Across Europe and the United States, Mathieu (1921-2012) played a decisive role within abstraction in the late 1940s and early 1950s, during the movement’s burgeoning. He diverted from the geometrical abstractions that dominated the previous era with a visual language that favored form over content and gesture over intent, and aimed for uninhibited creative expression. He termed this newfound aesthetic “Lyrical Abstraction”, after a description of his work by French critic Jean José Marchand (1947). His works are characterized by a calligraphic quality of line that he created using long brushes and by applying paint directly from tubes onto the canvas.
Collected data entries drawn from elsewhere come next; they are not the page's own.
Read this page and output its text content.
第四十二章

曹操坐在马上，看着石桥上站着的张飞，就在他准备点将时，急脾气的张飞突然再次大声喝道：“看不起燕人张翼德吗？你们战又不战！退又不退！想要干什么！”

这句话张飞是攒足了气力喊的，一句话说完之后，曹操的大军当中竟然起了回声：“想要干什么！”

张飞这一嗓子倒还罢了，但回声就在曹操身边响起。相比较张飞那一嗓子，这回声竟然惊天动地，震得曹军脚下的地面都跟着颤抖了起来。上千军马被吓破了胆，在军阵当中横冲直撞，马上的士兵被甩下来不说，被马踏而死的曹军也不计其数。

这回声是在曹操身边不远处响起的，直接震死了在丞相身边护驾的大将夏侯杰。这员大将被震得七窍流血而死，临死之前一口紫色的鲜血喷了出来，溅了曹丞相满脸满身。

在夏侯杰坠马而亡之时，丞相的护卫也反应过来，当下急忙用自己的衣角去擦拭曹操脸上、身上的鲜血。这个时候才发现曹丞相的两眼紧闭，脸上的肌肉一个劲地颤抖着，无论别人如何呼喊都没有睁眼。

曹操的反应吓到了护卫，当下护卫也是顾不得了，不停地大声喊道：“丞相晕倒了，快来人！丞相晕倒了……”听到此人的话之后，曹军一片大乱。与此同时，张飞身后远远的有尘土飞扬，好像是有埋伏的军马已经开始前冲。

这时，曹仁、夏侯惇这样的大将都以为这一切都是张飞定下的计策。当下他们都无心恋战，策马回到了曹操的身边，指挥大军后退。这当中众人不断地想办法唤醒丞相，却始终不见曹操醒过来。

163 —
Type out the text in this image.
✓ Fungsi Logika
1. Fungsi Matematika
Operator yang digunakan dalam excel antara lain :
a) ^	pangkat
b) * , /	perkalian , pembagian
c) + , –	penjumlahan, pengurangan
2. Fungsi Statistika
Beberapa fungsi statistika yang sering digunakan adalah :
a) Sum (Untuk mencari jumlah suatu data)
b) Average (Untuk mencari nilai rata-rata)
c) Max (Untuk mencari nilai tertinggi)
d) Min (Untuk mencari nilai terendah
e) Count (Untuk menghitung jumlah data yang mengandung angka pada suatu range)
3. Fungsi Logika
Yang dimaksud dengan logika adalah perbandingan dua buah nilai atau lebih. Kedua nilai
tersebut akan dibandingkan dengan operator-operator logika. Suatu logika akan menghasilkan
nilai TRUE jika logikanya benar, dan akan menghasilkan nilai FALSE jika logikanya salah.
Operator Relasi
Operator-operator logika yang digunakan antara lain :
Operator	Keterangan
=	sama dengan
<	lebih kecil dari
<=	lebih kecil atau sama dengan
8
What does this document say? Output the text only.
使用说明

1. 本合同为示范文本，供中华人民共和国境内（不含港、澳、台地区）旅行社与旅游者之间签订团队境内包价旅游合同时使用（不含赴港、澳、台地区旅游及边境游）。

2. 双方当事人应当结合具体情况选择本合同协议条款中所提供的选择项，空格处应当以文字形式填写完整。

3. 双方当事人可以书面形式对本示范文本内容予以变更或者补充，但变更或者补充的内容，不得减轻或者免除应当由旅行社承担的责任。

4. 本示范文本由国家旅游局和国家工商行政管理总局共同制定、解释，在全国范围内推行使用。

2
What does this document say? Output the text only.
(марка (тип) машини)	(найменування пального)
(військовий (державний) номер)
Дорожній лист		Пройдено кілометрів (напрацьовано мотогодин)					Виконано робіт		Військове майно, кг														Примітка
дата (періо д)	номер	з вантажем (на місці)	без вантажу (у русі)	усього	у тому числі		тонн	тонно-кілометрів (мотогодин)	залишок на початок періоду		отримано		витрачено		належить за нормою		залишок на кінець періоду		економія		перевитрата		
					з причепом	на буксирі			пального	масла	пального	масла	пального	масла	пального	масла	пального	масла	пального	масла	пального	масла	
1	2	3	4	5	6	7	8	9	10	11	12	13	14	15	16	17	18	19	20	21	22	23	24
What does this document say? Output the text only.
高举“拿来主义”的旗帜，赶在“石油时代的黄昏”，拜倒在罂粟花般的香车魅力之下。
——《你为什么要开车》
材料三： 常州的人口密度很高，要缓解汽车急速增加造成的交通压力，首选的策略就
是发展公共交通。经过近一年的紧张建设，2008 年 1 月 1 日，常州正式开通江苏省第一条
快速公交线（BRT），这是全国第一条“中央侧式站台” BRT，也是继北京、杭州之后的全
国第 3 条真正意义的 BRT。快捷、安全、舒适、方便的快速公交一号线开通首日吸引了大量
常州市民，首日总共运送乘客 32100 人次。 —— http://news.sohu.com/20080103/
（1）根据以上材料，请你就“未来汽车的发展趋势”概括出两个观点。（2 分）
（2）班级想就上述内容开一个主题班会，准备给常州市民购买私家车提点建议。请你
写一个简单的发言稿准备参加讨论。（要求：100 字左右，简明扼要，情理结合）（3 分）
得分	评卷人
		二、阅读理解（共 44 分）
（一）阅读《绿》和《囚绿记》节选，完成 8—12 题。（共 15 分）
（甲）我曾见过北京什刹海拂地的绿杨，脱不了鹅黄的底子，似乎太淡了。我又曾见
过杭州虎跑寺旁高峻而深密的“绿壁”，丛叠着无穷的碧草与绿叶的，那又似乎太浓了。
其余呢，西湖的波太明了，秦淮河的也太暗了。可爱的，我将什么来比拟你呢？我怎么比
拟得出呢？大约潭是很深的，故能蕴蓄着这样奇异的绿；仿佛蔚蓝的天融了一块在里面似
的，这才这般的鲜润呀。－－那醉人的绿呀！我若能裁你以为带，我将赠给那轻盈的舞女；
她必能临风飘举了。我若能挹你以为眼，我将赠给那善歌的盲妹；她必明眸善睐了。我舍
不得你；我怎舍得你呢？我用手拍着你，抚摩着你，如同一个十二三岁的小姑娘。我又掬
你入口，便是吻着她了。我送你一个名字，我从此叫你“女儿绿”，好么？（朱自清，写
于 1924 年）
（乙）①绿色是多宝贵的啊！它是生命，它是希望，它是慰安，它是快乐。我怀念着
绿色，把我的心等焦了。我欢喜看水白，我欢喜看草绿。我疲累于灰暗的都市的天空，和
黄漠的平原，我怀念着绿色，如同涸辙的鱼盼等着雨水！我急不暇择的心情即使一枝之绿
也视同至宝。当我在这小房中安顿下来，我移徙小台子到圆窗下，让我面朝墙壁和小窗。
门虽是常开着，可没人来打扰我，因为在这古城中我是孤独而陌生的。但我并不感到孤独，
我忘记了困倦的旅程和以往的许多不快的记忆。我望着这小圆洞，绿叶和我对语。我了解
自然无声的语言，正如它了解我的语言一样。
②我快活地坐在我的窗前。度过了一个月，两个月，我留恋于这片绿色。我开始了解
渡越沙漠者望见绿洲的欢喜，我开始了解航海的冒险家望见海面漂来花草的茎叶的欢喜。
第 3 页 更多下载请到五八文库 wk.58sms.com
The immediacy and rapid execution of these distinct methods guaranteed the freedom with which he defined his oeuvre. According to Clement Greenberg, Mathieu was the most powerful amongst European painters. Mathieu’s work has been the subject of numerous retrospectives, and is included in more than 80 museums and public permanent collections, including the Art Institute of Chicago; the Centre Georges Pompidou, Paris; the Hirshhorn Museum and Sculpture Garden, Washington, DC; the Kunstmuseum Basel; the Kunsthaus Zurich; the Museum of Contemporary Art, Los Angeles; the Museum of Fine Arts, Houston; the Museum of Modern Art, New York; the Musée National d’Art Moderne, Paris; the Solomon R. Guggenheim Museum, New York; and the Tate, London.
“Mathieu is inimitable because he does not even imitate himself. Each painting is an unpremeditated paroxysm, as unselfconscious as a child’s scribble, or the autograph of a caliph. The sign is elaborated into a signature: a personal symbol, but since it is emitted from the depths of the unconscious, it has the inky intensity of a sepiaceous ejaculation, and the complexity of a serpent’s nest. A painting by Mathieu has power because it registers a direct current of sensibility, and because its calligraphy exposes depths hitherto unknown even to the painter.”